ABD’de göçmen karşıtı politikalara karşı sesini çıkaran Yahudi oluşumlarından bir başkası da “Bend the Arc”. Bend the Arc, saldırı altındaki topluluklarla dayanışma çağrısında bulunurken, göçmenlerin, Müslümanların, farklı kimliklerden insanların yaşadıklarına sessiz kalmayacaklarını ifade ediyor: “Bend the Arc, ülkenin her yanından on binlerce ilerici Yahudi’den oluşan bir harekettir. Yıllardır daha adil bir toplum yaratmak için çalışıyoruz. Şimdi de Trump’ın tehdit ettiği herkesle dayanışma içinde eyleme geçiyoruz.”

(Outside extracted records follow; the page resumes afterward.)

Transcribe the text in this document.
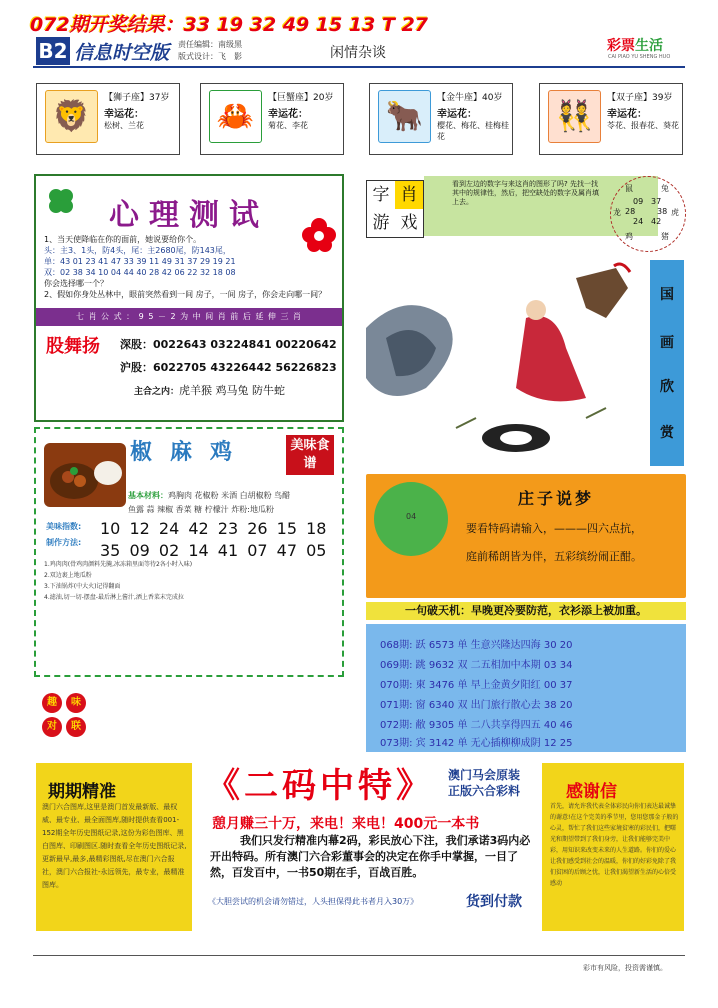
072期开奖结果：33 19 32 49 15 13 T 27
B2 信息时空版 责任编辑：南级黑
版式设计：飞　影	闲情杂谈	彩票生活
CAI PIAO YU SHENG HUO
🦁
【狮子座】37岁
幸运花：
松树、兰花	🦀
【巨蟹座】20岁
幸运花：
菊花、李花	🐂
【金牛座】40岁
幸运花：
樱花、梅花、桂梅桂花
👯
【双子座】39岁
幸运花：
苓花、报春花、葵花
心理测试
1、当天使降临在你的面前，她说要给你个。
头：主3、1头，防4头，尾：主2680尾，防143尾，
单：43 01 23 41 47 33 39 11 49 31 37 29 19 21
双：02 38 34 10 04 44 40 28 42 06 22 32 18 08
你会选择哪一个？
2、假如你身处丛林中，眼前突然看到一间 房子，一间 房子，你会走向哪一间？
七 肖 公 式 ： 9 5 － 2 为 中 间 肖 前 后 延 伸 三 肖
股舞扬	深股：0022643 03224841 00220642
沪股：6022705 43226442 56226823
主合之内：虎羊猴 鸡马兔 防牛蛇
椒麻鸡	美味食谱
基本材料：鸡胸肉 花椒粉 米酒 白胡椒粉 鸟醋
鱼露 蒜 辣椒 香菜 糖 柠檬汁 炸粉:地瓜粉
美味指数:
制作方法:
10 12 24 42 23 26 15 18
35 09 02 14 41 07 47 05
1.鸡肉肉(骨鸡肉颜料先腌,冰冻箱里面等待2各小时入味)
2.双边裹上地瓜粉
3.下油锅炸(中大火)记得翻面
4.滤油,切一切-摆盘-最后淋上酱汁,洒上香菜末完成拉
趣	味
对	联
字 肖
游 戏
看到左边的数字与来这肖的图形了吗? 先找一找其中的规律性，然后，把空缺处的数字及属肖填上去。
鼠	兔
09 37
龙 28	38 虎
24 42
鸡	猪
国
画
欣
赏
04
庄子说梦
要看特码请输入，———四六点抗，
庭前稀朗皆为伴，五彩缤纷闹正酣。
一句破天机：早晚更冷要防范，衣衫添上被加重。
068期: 跃 6573 单 生意兴隆达四海 30 20
069期: 跳 9632 双 二五相加中本期 03 34
070期: 柬 3476 单 早上金黄夕阳红 00 37
071期: 窗 6340 双 出门旅行散心去 38 20
072期: 敝 9305 单 二八共享得四五 40 46
073期: 宾 3142 单 无心插柳柳成阴 12 25
期期精准
澳门六合图库,这里是澳门首发最新版、最权威、最专业、最全面图库,随时提供查看001-152期全年历史图纸记录,这份为彩色图库、黑白图库、印刷图区.随时查看全年历史图纸记录,更新最早,最多,最精彩图纸,尽在澳门六合报社，澳门六合报社-永远领先，最专业，最精准图库。
《二码中特》	澳门马会原装
正版六合彩料
憩月赚三十万，来电！来电！400元一本书
我们只发行精准内幕2码，彩民放心下注，我们承诺3码内必开出特码。所有澳门六合彩董事会的决定在你手中掌握，一目了然，百发百中，一书50期在手，百战百胜。
《大胆尝试的机会请勿错过，人头担保得此书者月入30万》	货到付款
感谢信
首先，请允许我代表全体彩民向你们表达最诚挚的谢意!在这个完美的季节里，您用您那金子般的心灵，帮忙了我们这些家境贫寒的彩民们，把曙光和期望带到了我们身旁，让我们能够完美中彩，用知识来改变未来的人生道路。你们的爱心让我们感受到社会的温暖，你们的好彩免除了我们贫困的后顾之忧，让我们渴望新生活的心倍受感动
彩市有风险，投资需谨慎。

Mültecilik, göçmenlik kavramları Yahudiler için gerçekten de hiçbir zaman unutulmaması gereken kavramlar. Naziler’den kaçarken Struma’dan Salvador olayına kadar birçok olayda mülteciliğin acı deneyimlerini yaşayan Yahudilerin ‘mültecilik’ durumunu Hannah Arendt şu ifadelerle dillendiriyor:
“Evimizi kaybettik, yani günlük yaşamın aşinalığını. İşimizi kaybettik, yani bu dünyada bir işe yaradığımıza dair inancı. Dilimizi kaybettik, yani tepkilerin doğallığını, jestlerin basitliğini, duyguların serbestçe dışavurumunu. Akrabalarımızı Polonya gettolarında bıraktık ve en iyi arkadaşlarımız toplama kamplarında öldürüldü ve bu özel yaşamlarımızın parçalanması anlamına geliyor.”

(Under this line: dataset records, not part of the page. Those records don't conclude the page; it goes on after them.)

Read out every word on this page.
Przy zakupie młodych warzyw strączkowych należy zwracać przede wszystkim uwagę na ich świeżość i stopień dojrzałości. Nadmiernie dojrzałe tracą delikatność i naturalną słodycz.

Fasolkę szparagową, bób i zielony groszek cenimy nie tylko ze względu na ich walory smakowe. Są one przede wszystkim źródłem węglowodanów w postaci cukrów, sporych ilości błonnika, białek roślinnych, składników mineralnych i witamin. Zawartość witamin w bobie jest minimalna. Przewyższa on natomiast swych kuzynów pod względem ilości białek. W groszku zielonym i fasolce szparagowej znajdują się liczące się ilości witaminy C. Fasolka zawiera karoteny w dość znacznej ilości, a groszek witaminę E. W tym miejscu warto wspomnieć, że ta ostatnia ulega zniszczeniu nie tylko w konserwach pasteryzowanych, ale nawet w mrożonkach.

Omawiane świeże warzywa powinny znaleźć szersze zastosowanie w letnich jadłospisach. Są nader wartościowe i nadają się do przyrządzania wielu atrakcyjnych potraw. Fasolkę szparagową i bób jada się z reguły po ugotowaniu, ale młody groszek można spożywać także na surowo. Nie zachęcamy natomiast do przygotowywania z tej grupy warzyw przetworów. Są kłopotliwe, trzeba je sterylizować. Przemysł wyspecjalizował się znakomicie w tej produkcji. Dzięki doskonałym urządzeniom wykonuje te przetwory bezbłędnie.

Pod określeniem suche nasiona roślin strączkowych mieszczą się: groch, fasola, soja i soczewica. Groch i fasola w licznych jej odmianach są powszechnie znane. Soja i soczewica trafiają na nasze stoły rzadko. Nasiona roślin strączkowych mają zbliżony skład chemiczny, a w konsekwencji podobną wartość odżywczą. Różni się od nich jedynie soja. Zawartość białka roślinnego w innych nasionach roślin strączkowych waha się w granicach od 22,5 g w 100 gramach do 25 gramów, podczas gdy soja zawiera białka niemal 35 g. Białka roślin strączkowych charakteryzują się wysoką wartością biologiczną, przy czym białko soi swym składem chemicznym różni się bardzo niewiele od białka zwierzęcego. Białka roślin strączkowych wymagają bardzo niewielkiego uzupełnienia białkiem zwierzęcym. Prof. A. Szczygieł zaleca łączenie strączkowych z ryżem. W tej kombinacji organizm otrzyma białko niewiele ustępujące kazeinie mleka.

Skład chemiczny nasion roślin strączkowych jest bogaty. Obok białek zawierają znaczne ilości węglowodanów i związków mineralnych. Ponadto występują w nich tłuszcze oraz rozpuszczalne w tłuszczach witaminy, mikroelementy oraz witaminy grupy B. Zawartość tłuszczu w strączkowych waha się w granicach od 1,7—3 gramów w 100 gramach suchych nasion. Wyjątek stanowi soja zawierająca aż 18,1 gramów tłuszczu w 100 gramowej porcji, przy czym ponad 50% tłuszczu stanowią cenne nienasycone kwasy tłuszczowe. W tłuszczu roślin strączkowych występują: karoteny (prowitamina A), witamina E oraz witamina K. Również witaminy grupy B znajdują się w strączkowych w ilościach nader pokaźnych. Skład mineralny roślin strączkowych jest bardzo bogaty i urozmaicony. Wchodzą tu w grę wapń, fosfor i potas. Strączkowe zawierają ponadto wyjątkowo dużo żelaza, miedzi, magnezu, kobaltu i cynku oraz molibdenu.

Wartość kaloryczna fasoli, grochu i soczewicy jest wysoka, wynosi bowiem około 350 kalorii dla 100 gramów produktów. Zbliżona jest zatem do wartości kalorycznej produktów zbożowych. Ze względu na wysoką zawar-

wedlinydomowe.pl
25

“Bir Daha Asla!” sloganının sadece slogan olarak kalmaması için Yahudilerin göçmenlerle dayanışmak amacıyla başlattığı harekete destek vermek çok önemli. Türkiye’de de Suriyelilere karşı artan nefrete karşı Yahudiler Suriyeli göçmenlerle dayanışma göstermeli. Tarihleri boyunca birçok pogroma maruz kalan Yahudiler, bulundukları her yerde göçmenlere karşı yükselen nefretle mücadele etmeli. Geçenlerde Adana’da Suriyelilerin yaşadığı yerlerde bir pogrom daha gerçekleşti. Dükkânları, arabaları parçalandı, ateşe verildi. Bu pogromun gerekçesi bir Suriyelinin gerçekleştirdiği cinsel istismardı. Olayların ardından ortaya çıktı ki, cinsel istismarcı Türkiye vatandaşıydı… Yüz yıllardır Yahudilere yönelik kan iftiraları ve ardından gerçekleşen pogromların tekerrürü olan bir vaka. Suriyelilerin topyekûn saldırıya, daha doğrusu pogroma maruz kaldığı ilk olay değil bu. Bursa’da, İstanbul’da ve Türkiye’nin birçok ilinde Suriyeliler sürekli saldırılara maruz kalıyor.
Peki, bu kadar göçmenlik hafızası ve travması olan biz Türkiyeli Yahudiler, Türkiye’de göçmen düşmanlığıyla mücadelede ne kadar yer alıyoruz?